The song was wildly popular with a video that even I grudgingly enjoyed, featuring an appearance by the much loved actress Diana Dors as the Fairy Godmother. And of course, there was that dance, which a lot of the students had already tried to imitate when the song had been played during the second hour of the disco. I had, of course, declined. I stood at the side with my friends, trying to look as disinterested and detached as possible. You might wonder why we even bothered to go but girls were the draw, of course – and the getting of experience with them our primary goal.

The whole thing had about half an hour to go before it ended with the compulsory slow songs (a terrifying moment because of the thought that you might get to slow dance with a girl was made almost unbearable by the inevitable inkling that you might not).

Liz and her friends made their appearance at the very moment Prince Charming was played for a second time.

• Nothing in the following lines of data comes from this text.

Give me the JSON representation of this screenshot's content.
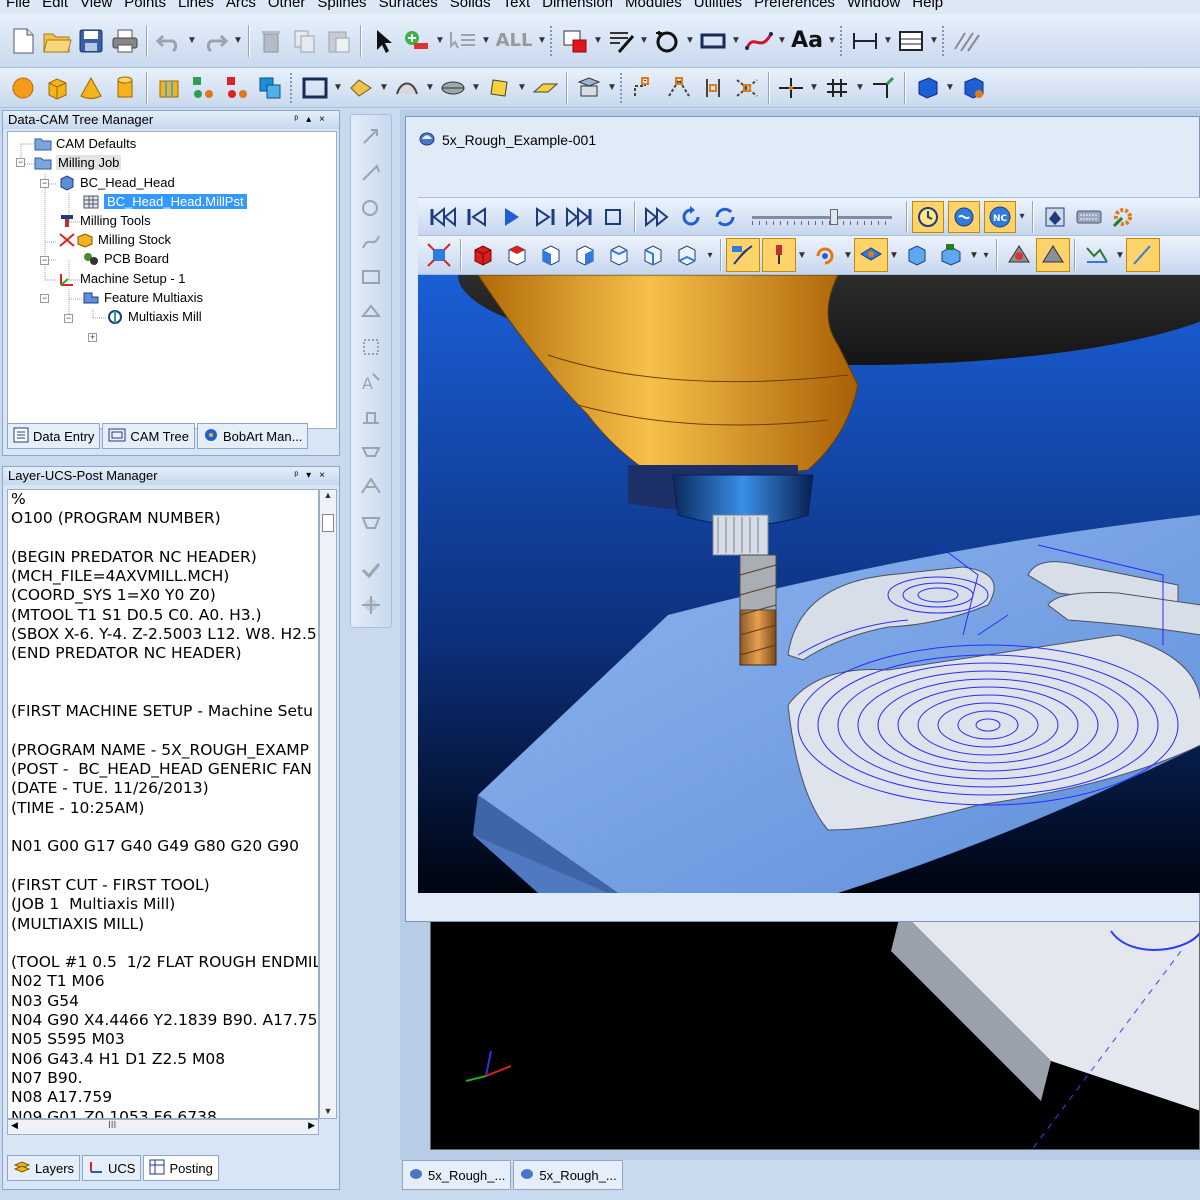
{
  "menu": [
    "File",
    "Edit",
    "View",
    "Points",
    "Lines",
    "Arcs",
    "Other",
    "Splines",
    "Surfaces",
    "Solids",
    "Text",
    "Dimension",
    "Modules",
    "Utilities",
    "Preferences",
    "Window",
    "Help"
  ],
  "toolbar": {
    "all_label": "ALL",
    "text_label": "Aa"
  },
  "tree_panel": {
    "title": "Data-CAM Tree Manager",
    "nodes": [
      {
        "label": "CAM Defaults"
      },
      {
        "label": "Milling Job"
      },
      {
        "label": "BC_Head_Head"
      },
      {
        "label": "BC_Head_Head.MillPst"
      },
      {
        "label": "Milling Tools"
      },
      {
        "label": "Milling Stock"
      },
      {
        "label": "PCB Board"
      },
      {
        "label": "Machine Setup - 1"
      },
      {
        "label": "Feature Multiaxis"
      },
      {
        "label": "Multiaxis Mill"
      }
    ],
    "tabs": [
      "Data Entry",
      "CAM Tree",
      "BobArt Man..."
    ]
  },
  "post_panel": {
    "title": "Layer-UCS-Post Manager",
    "lines": [
      "%",
      "O100 (PROGRAM NUMBER)",
      "",
      "(BEGIN PREDATOR NC HEADER)",
      "(MCH_FILE=4AXVMILL.MCH)",
      "(COORD_SYS 1=X0 Y0 Z0)",
      "(MTOOL T1 S1 D0.5 C0. A0. H3.)",
      "(SBOX X-6. Y-4. Z-2.5003 L12. W8. H2.5",
      "(END PREDATOR NC HEADER)",
      "",
      "",
      "(FIRST MACHINE SETUP - Machine Setu",
      "",
      "(PROGRAM NAME - 5X_ROUGH_EXAMP",
      "(POST -  BC_HEAD_HEAD GENERIC FAN",
      "(DATE - TUE. 11/26/2013)",
      "(TIME - 10:25AM)",
      "",
      "N01 G00 G17 G40 G49 G80 G20 G90",
      "",
      "(FIRST CUT - FIRST TOOL)",
      "(JOB 1  Multiaxis Mill)",
      "(MULTIAXIS MILL)",
      "",
      "(TOOL #1 0.5  1/2 FLAT ROUGH ENDMIL",
      "N02 T1 M06",
      "N03 G54",
      "N04 G90 X4.4466 Y2.1839 B90. A17.75",
      "N05 S595 M03",
      "N06 G43.4 H1 D1 Z2.5 M08",
      "N07 B90.",
      "N08 A17.759",
      "N09 G01 Z0.1053 F6.6738"
    ],
    "scroll_mid": "III",
    "tabs": [
      "Layers",
      "UCS",
      "Posting"
    ]
  },
  "window": {
    "title": "5x_Rough_Example-001"
  },
  "doc_tabs": [
    "5x_Rough_...",
    "5x_Rough_..."
  ],
  "colors": {
    "viewport_top": "#1a5fd6",
    "viewport_bottom": "#00040f",
    "part": "#7fa8e6",
    "toolpath": "#1a1aff",
    "holder": "#e8a41e",
    "selection": "#3399ff"
  }
}
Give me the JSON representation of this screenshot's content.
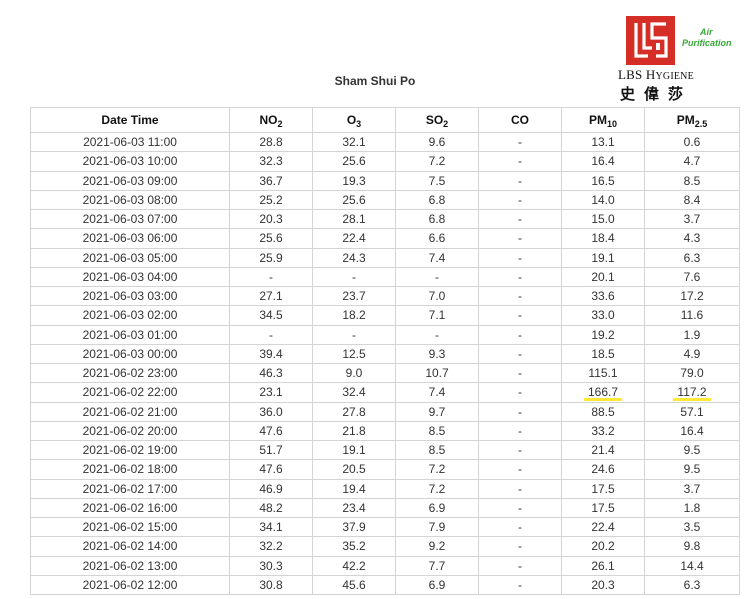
{
  "station": "Sham Shui Po",
  "logo": {
    "brand_main": "LBS H",
    "brand_smallcaps": "YGIENE",
    "chinese_name": "史偉莎",
    "tagline_line1": "Air",
    "tagline_line2": "Purification",
    "brand_color": "#d42e26",
    "tagline_color": "#38a838"
  },
  "table": {
    "headers": [
      {
        "base": "Date Time",
        "sub": ""
      },
      {
        "base": "NO",
        "sub": "2"
      },
      {
        "base": "O",
        "sub": "3"
      },
      {
        "base": "SO",
        "sub": "2"
      },
      {
        "base": "CO",
        "sub": ""
      },
      {
        "base": "PM",
        "sub": "10"
      },
      {
        "base": "PM",
        "sub": "2.5"
      }
    ],
    "rows": [
      [
        "2021-06-03 11:00",
        "28.8",
        "32.1",
        "9.6",
        "-",
        "13.1",
        "0.6"
      ],
      [
        "2021-06-03 10:00",
        "32.3",
        "25.6",
        "7.2",
        "-",
        "16.4",
        "4.7"
      ],
      [
        "2021-06-03 09:00",
        "36.7",
        "19.3",
        "7.5",
        "-",
        "16.5",
        "8.5"
      ],
      [
        "2021-06-03 08:00",
        "25.2",
        "25.6",
        "6.8",
        "-",
        "14.0",
        "8.4"
      ],
      [
        "2021-06-03 07:00",
        "20.3",
        "28.1",
        "6.8",
        "-",
        "15.0",
        "3.7"
      ],
      [
        "2021-06-03 06:00",
        "25.6",
        "22.4",
        "6.6",
        "-",
        "18.4",
        "4.3"
      ],
      [
        "2021-06-03 05:00",
        "25.9",
        "24.3",
        "7.4",
        "-",
        "19.1",
        "6.3"
      ],
      [
        "2021-06-03 04:00",
        "-",
        "-",
        "-",
        "-",
        "20.1",
        "7.6"
      ],
      [
        "2021-06-03 03:00",
        "27.1",
        "23.7",
        "7.0",
        "-",
        "33.6",
        "17.2"
      ],
      [
        "2021-06-03 02:00",
        "34.5",
        "18.2",
        "7.1",
        "-",
        "33.0",
        "11.6"
      ],
      [
        "2021-06-03 01:00",
        "-",
        "-",
        "-",
        "-",
        "19.2",
        "1.9"
      ],
      [
        "2021-06-03 00:00",
        "39.4",
        "12.5",
        "9.3",
        "-",
        "18.5",
        "4.9"
      ],
      [
        "2021-06-02 23:00",
        "46.3",
        "9.0",
        "10.7",
        "-",
        "115.1",
        "79.0"
      ],
      [
        "2021-06-02 22:00",
        "23.1",
        "32.4",
        "7.4",
        "-",
        "166.7",
        "117.2"
      ],
      [
        "2021-06-02 21:00",
        "36.0",
        "27.8",
        "9.7",
        "-",
        "88.5",
        "57.1"
      ],
      [
        "2021-06-02 20:00",
        "47.6",
        "21.8",
        "8.5",
        "-",
        "33.2",
        "16.4"
      ],
      [
        "2021-06-02 19:00",
        "51.7",
        "19.1",
        "8.5",
        "-",
        "21.4",
        "9.5"
      ],
      [
        "2021-06-02 18:00",
        "47.6",
        "20.5",
        "7.2",
        "-",
        "24.6",
        "9.5"
      ],
      [
        "2021-06-02 17:00",
        "46.9",
        "19.4",
        "7.2",
        "-",
        "17.5",
        "3.7"
      ],
      [
        "2021-06-02 16:00",
        "48.2",
        "23.4",
        "6.9",
        "-",
        "17.5",
        "1.8"
      ],
      [
        "2021-06-02 15:00",
        "34.1",
        "37.9",
        "7.9",
        "-",
        "22.4",
        "3.5"
      ],
      [
        "2021-06-02 14:00",
        "32.2",
        "35.2",
        "9.2",
        "-",
        "20.2",
        "9.8"
      ],
      [
        "2021-06-02 13:00",
        "30.3",
        "42.2",
        "7.7",
        "-",
        "26.1",
        "14.4"
      ],
      [
        "2021-06-02 12:00",
        "30.8",
        "45.6",
        "6.9",
        "-",
        "20.3",
        "6.3"
      ]
    ],
    "highlight": {
      "row": 13,
      "columns": [
        5,
        6
      ],
      "color": "#ffe936"
    }
  }
}
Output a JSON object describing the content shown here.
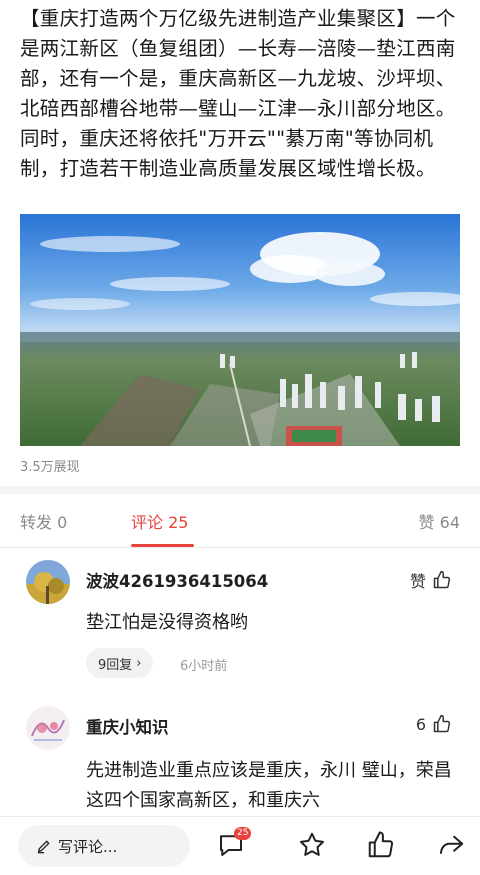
{
  "post": {
    "text": "【重庆打造两个万亿级先进制造产业集聚区】一个是两江新区（鱼复组团）—长寿—涪陵—垫江西南部，还有一个是，重庆高新区—九龙坡、沙坪坝、北碚西部槽谷地带—璧山—江津—永川部分地区。同时，重庆还将依托\"万开云\"\"綦万南\"等协同机制，打造若干制造业高质量发展区域性增长极。",
    "views": "3.5万展现"
  },
  "tabs": {
    "repost": "转发 0",
    "comments": "评论 25",
    "likes": "赞 64"
  },
  "comments": [
    {
      "name": "波波4261936415064",
      "like_label": "赞",
      "text": "垫江怕是没得资格哟",
      "replies": "9回复",
      "time": "6小时前"
    },
    {
      "name": "重庆小知识",
      "like_label": "6",
      "text": "先进制造业重点应该是重庆，永川 璧山，荣昌这四个国家高新区，和重庆六"
    }
  ],
  "bottom_bar": {
    "write_placeholder": "写评论...",
    "comment_badge": "25"
  },
  "colors": {
    "accent": "#e8433d",
    "muted": "#8a8a8a"
  }
}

She noticed me from the door through which she had made her (to my eyes) dazzling entrance, my punk angel, my new wave enchantress. She strode over to me, smiled, grabbed my hand and led me on to the dance floor. Although she wasn’t completely drunk it was obvious that she had had one or two ciders before her arrival and we proceed to dance to Prince Charming, aping the video as best we could along with the others. Alcohol had successfully removed her cool for the evening – and she did it for mine by just being her. It would have been hugely enjoyable if I hadn’t been so scared that my heart was going to explode at any moment.

When the song ended she gave me a huge hug, burying me deep in to the scent of her Opium perfume. I looked up to her (she was still taller despite the inch or two I had grown over the summer) and she smiled, kind of rolled her eyes in a what the f**k, why not kind of way and then kissed me for a long, long time.

Well, it was probably for about ten seconds but I still remember it as my first, proper, grown-up frenchie (except wasn’t it my tongue that was supposed to… oh who cares!?). Then, detaching herself with a smirk, she sauntered back to her friends and I was alone on the dance floor.

I was, of course, a hero to my friends for weeks afterwards. And I wish I could say it was the start of a long, burning and deep affair between Liz and me with meaningful glances exchanged between Biology and Double Maths. Of course, come Monday I was back to being the cute boy with the flat-top haricut and that was all.

I don’t know where Liz is now or what she does – or even if she would remember the boy in to whose life she came as such a dazzling if brief interlude - let alone the hormonal stirrings she precipitated in my youthful (thankfully non-exploded) heart. Perhaps that’s for the best. After all, I still have a blissful memory which I relive every time I hear Prince Charming!